Minggu pagi menjelang siang, saya baru saja menyelesaikan pekerjaan di Grha Sabha Permana. Saya duduk-duduk di parkiran mobil sambil mengamati orang-orang yang sedang jogging. “I should have done it (jogging) more often,” pikir saya. Sedikit menyesal karena baru sadar kalau jogging di GSP sepertinya sangat menyenangkan...apalagi kalau ada temannya. YEEE. Realizing that it’s been more than one month since the last time I visited gym, I feel so unhealthy. I feel sooooo fat (kerasa dari celana panjang yang sudah susah dikancing -_-). But more than that, I feel so unhappy.
Seharusnya saya bersyukur karena sudah mendapatkan pekerjaan bahkan sebelum resmi lulus dari Universitas Gadjah Mada. Seharusnya saya bersyukur karena orangtua saya sangat mempedulikan masa depan saya – dengan caranya masing-masing. Seharusnya saya bersyukur karena dijauhkan dari lelaki(-lelaki) yang mungkin memang tidak pantas bersanding dengan saya (more stories on that later...).
But I feel so empty inside.
Saya sering nggerundel sendiri karena saya merasa bisa mendapatkan hal-hal yang lebih baik dari apa yang saya miliki saat ini.
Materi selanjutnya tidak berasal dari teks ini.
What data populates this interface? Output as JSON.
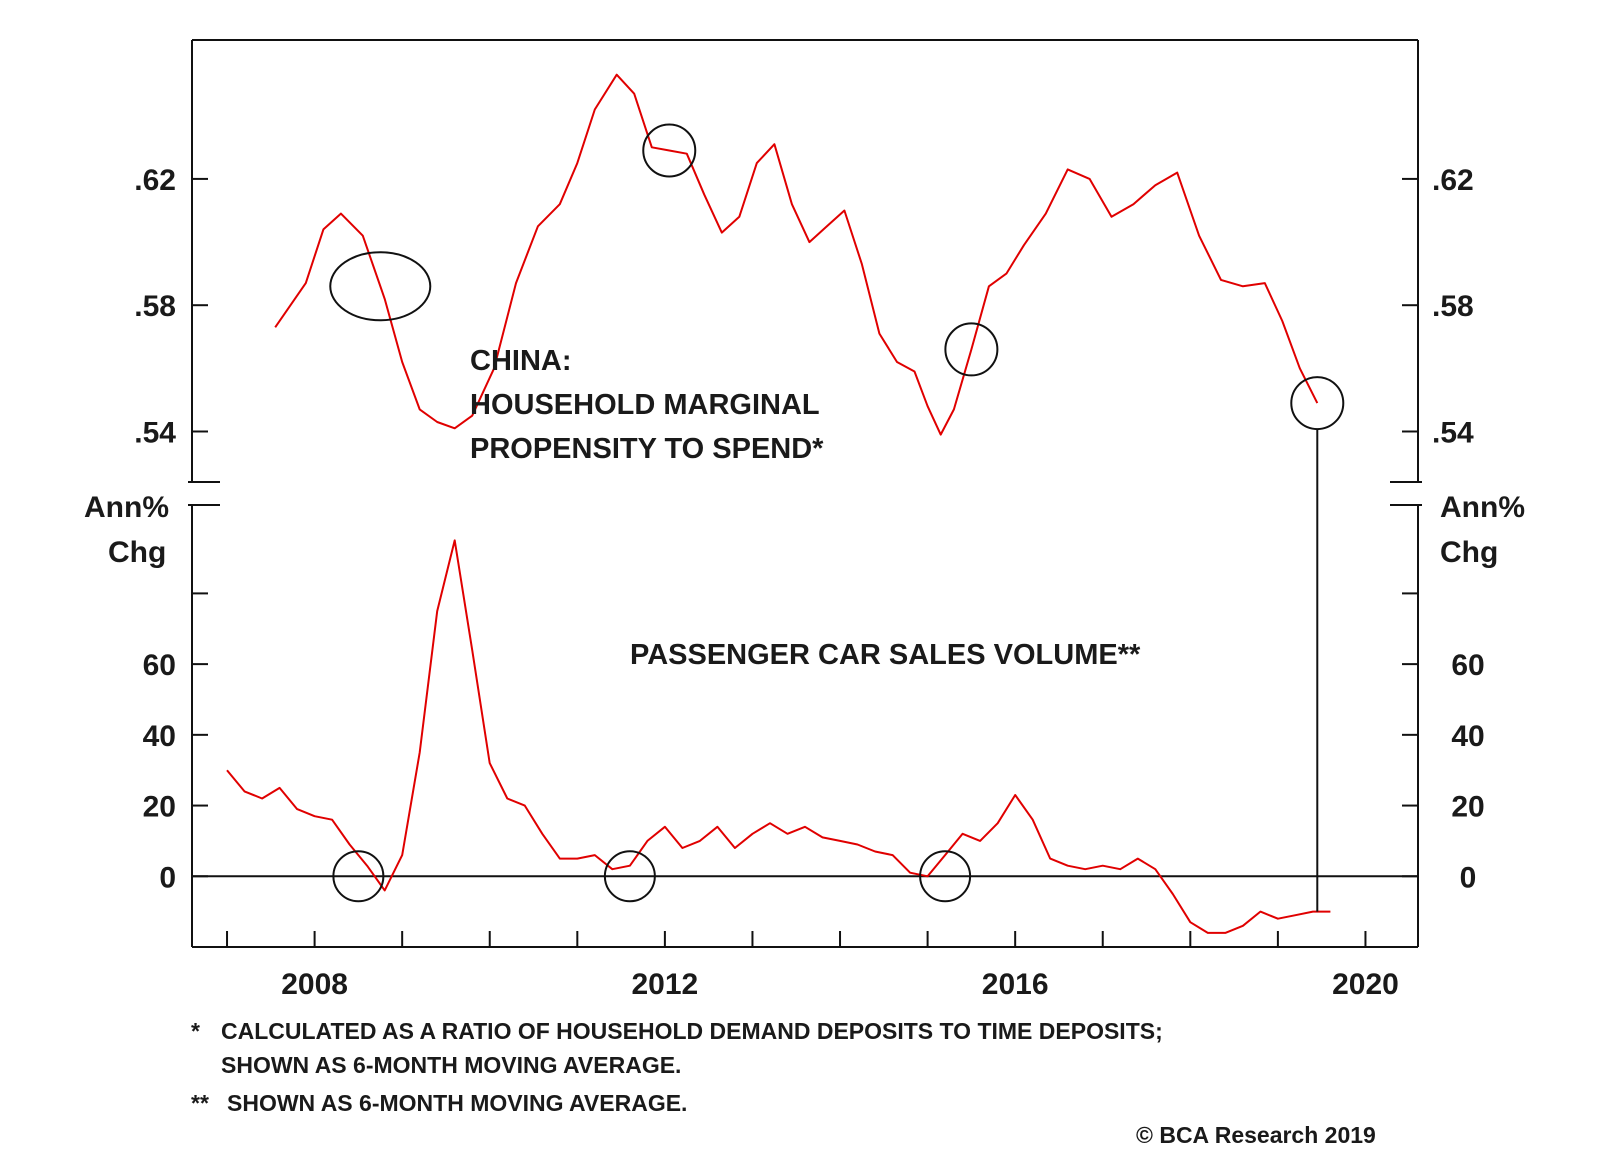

Dorongan dari orang-orang di sekitar saya mulai menjadi beban dan tekanan batin – yang bukannya membuat saya maju, malah justru membuat saya ingin lepas dan bebas.
Bersamaan dengan air mata yang hampir menetes, gerimis datang. Saya bergegas mengambil motor dan beranjak pulang. Dan dalam perjalanan pulang, saya menemukan pemandangan yang miris. Pertama, saat ada sepasang orang tua yang menjual keranjang dari bambu, yang biasanya dipakai buat meletakkan baju kotor itu lho. Mereka bergandengan tangan dan setengah berlari mencari tempat berteduh. Kedua, seseorang yang membawa kostum badut boneka, berusaha melindungi portable tape dari derasnya hujan. Mungkin dia menggunakan alat tersebut untuk mencari nafkah.
Sontak tangis saya pecah. Penderitaan yang saya rasakan bukan apa-apa dibandingkan dengan mereka, dan jutaan orang lain yang lebih tidak beruntung. Saya lulusan S2...yang mana kesempatan untuk mengenyam (dan menyelesaikan) pendidikan tinggi itu sendiri adalah suatu berkah yang tak ternilai harganya. Sementara saya masih bisa pulang ke rumah yang nyaman, bagaimana dengan mereka?
Sorenya, sepupu saya bertanya apakah memang mendapatkan pekerjaan yang saya inginkan sesulit itu? Terlebih dengan gelar S2 yang baru saja saya dapatkan. Saya tak bisa langsung menjawab, tapi kemudian saya berpikir, mungkin hanya belum waktunya saja. Dulu ketika saya lulus S1, saya menunggu dua bulan sebelum akhirnya mendapat pekerjaan. Alhamdulillah, saya bertahan pada pekerjaan itu hingga dua tahun-an, sebelum hengkang untuk mengikuti World Muslimah Award 2014.
To be honest, looking for a decent job these days indeed become more difficult than five years ago. Saingannya semakin banyak, dan kadang perusahaan engga ‘logis’ dalam menetapkan kriteria pelamar. Misalnya, pengalaman kerja minimal 5 tahun dan maksimal usia 25 tahun, plus harus cum laude pula. Gimana caraaaaa.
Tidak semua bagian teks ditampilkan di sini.